A writer I am, of that I’ve no doubt. What I am not is a novelist. I’m an essayist, I love knowing this about myself. I own it.
I very much enjoy taking myself on short, forty minute hikes of language and style, splicing together a pleasing piece along the way. Often times going off-trail, seeking ever more imaginative ways of combining words solely for my own amusement.
I keep, as I suspect many of your visitors do too, a trunk novel that will never see the light of day. I have mine right within my field of vision, on the bookshelf next to Hermes (my laptop). I read parts of it often, and smile. Keeping the material fresh on my mind, tweaking the words ever so subtly every time.
Novel writing is not for me, I dislike the process. It takes far too long for my taste. When I first started to write down my prattle, I had the intention of crafting a story with very few characters, much like Crichton’s Andromeda Strain, or Assimov’s I, Robot, yet not in the science fiction genre. When the time came to say that’s enough, I had 90,556 words and 16 active characters that by the struggling end hated each other bitterly.
It really became a chore, much alike waiting in line at the DMV. Arduous, although with less chances of catching a germ. I had many pages of notes and I refused over and over to end chapters in cliffhangers, a la Dan Brown. Also, I never could bring myself to “murder my darlings.” This made the work a tad harder. One writes what one likes.
I’ve been writing my short essays ever since, letters to myself, curiosities and observations of interesting moments, people and things I come across.
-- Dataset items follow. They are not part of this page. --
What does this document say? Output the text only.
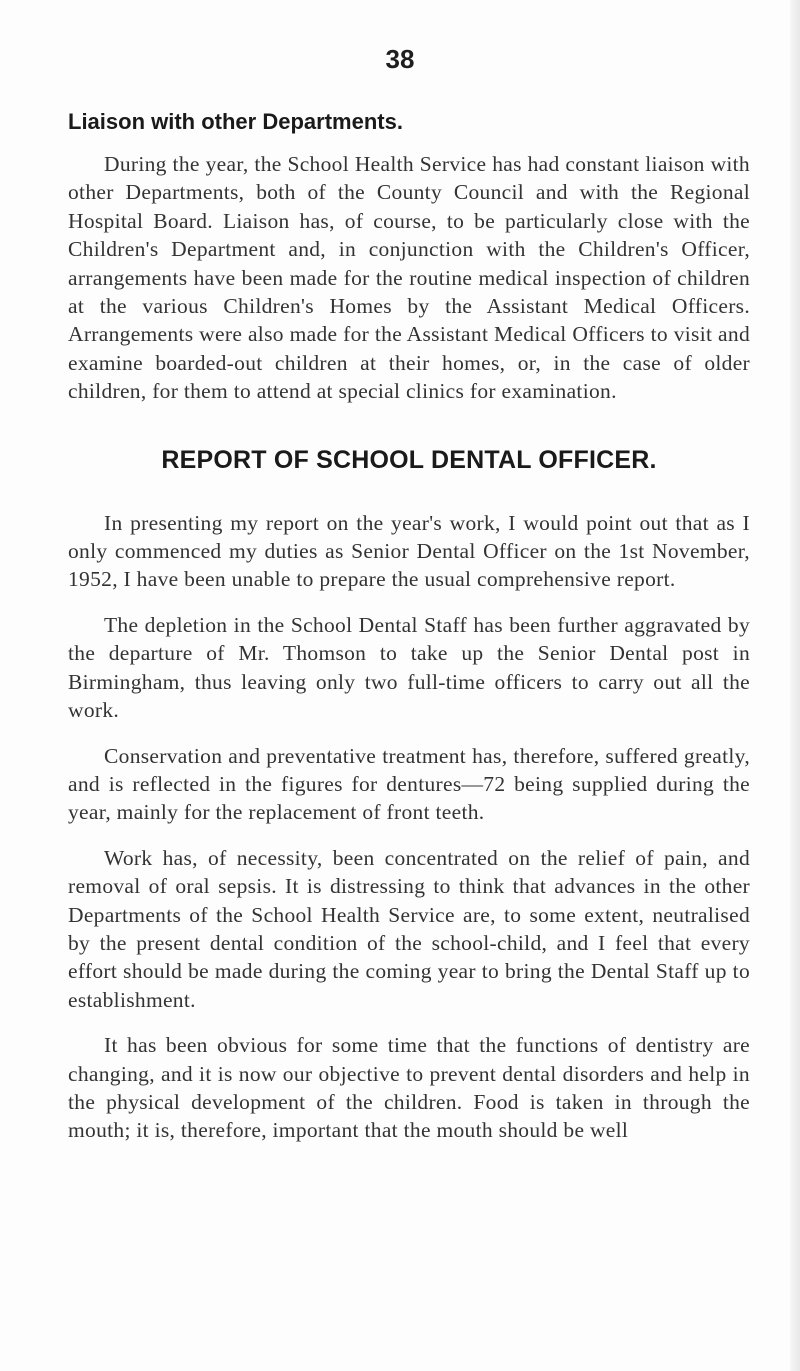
38
Liaison with other Departments.

During the year, the School Health Service has had constant liaison with other Departments, both of the County Council and with the Regional Hospital Board. Liaison has, of course, to be particularly close with the Children's Department and, in conjunction with the Children's Officer, arrangements have been made for the routine medical inspection of children at the various Children's Homes by the Assistant Medical Officers. Arrangements were also made for the Assistant Medical Officers to visit and examine boarded-out children at their homes, or, in the case of older children, for them to attend at special clinics for examination.

REPORT OF SCHOOL DENTAL OFFICER.

In presenting my report on the year's work, I would point out that as I only commenced my duties as Senior Dental Officer on the 1st November, 1952, I have been unable to prepare the usual comprehensive report.

The depletion in the School Dental Staff has been further aggravated by the departure of Mr. Thomson to take up the Senior Dental post in Birmingham, thus leaving only two full-time officers to carry out all the work.

Conservation and preventative treatment has, therefore, suffered greatly, and is reflected in the figures for dentures—72 being supplied during the year, mainly for the replacement of front teeth.

Work has, of necessity, been concentrated on the relief of pain, and removal of oral sepsis. It is distressing to think that advances in the other Departments of the School Health Service are, to some extent, neutralised by the present dental condition of the school-child, and I feel that every effort should be made during the coming year to bring the Dental Staff up to establishment.

It has been obvious for some time that the functions of dentistry are changing, and it is now our objective to prevent dental disorders and help in the physical development of the children. Food is taken in through the mouth; it is, therefore, important that the mouth should be well
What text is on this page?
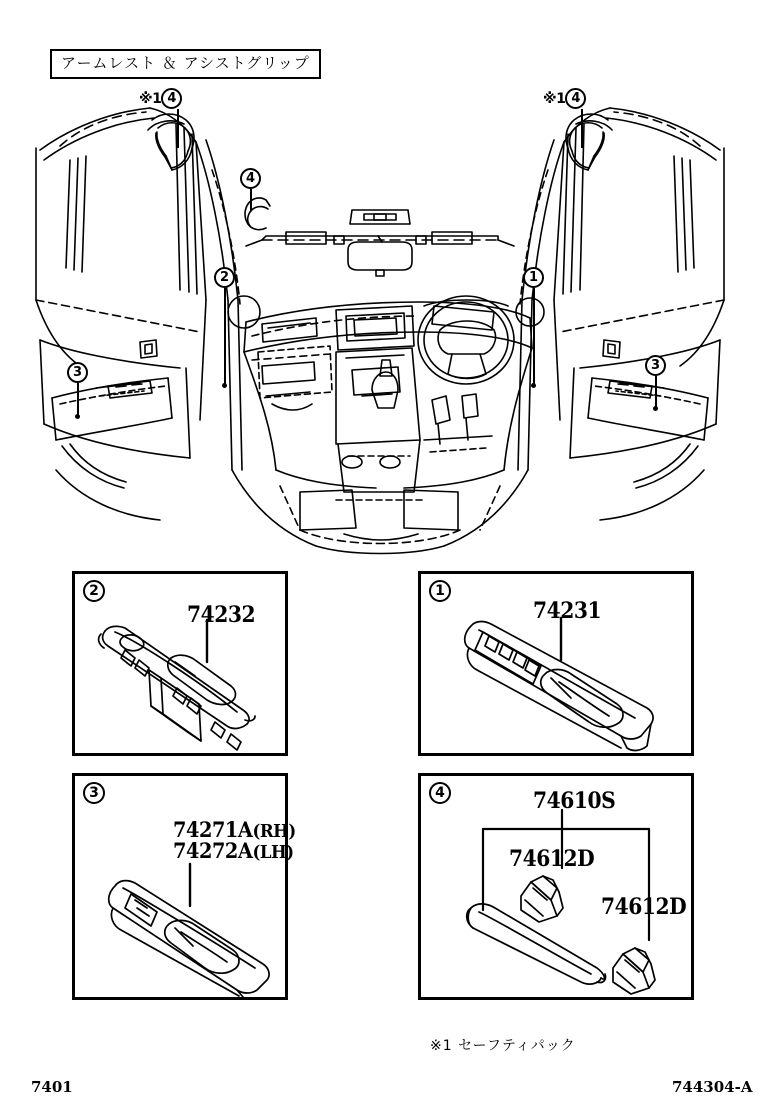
アームレスト ＆ アシストグリップ
※1 4	※1 4
4
2	1
3	3
2
74232
1
74231
3
74271A(RH)
74272A(LH)
4	74610S
74612D
74612D
※1 セーフティパック
7401	744304-A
Only because, like many others, I don’t know what I’m thinking till I see it on the screen.
Oscar.
Hi Oscar,
If writing a novel isn’t for you, then it isn’t for you. I think a lot of writers get caught up in the idea that they “have to’ write fiction because they’re writers, and that’s so not true. You should write whatever lights you up, whatever makes you happy. If that’s fiction, great. But if it’s not, there are lots of other options. It sounds like you’ve found some good ones. Keep at it!
PS. I prefer to be called Jen 🙂
Thanks, Jen. I’ve been receiving and reading your email newsletter for just over a year. They have been an inspiration to me not just towards writing, I’ve also used your words to motivate me in other aspects of my life.
Inkybites, has been a welcomed addition to ‘The things I like to read’ and of course, I have kept alert after you decided to change your brand. What I’m trying to say is; I appreciate your words and I want to read more of them, even if I am not exactly your intended audience.
Gratefully,
Oscar.
Thank you, Oscar! I love having writers like you on my email list, it makes what I do so worth it. Please keep me posted on your writing as it progresses!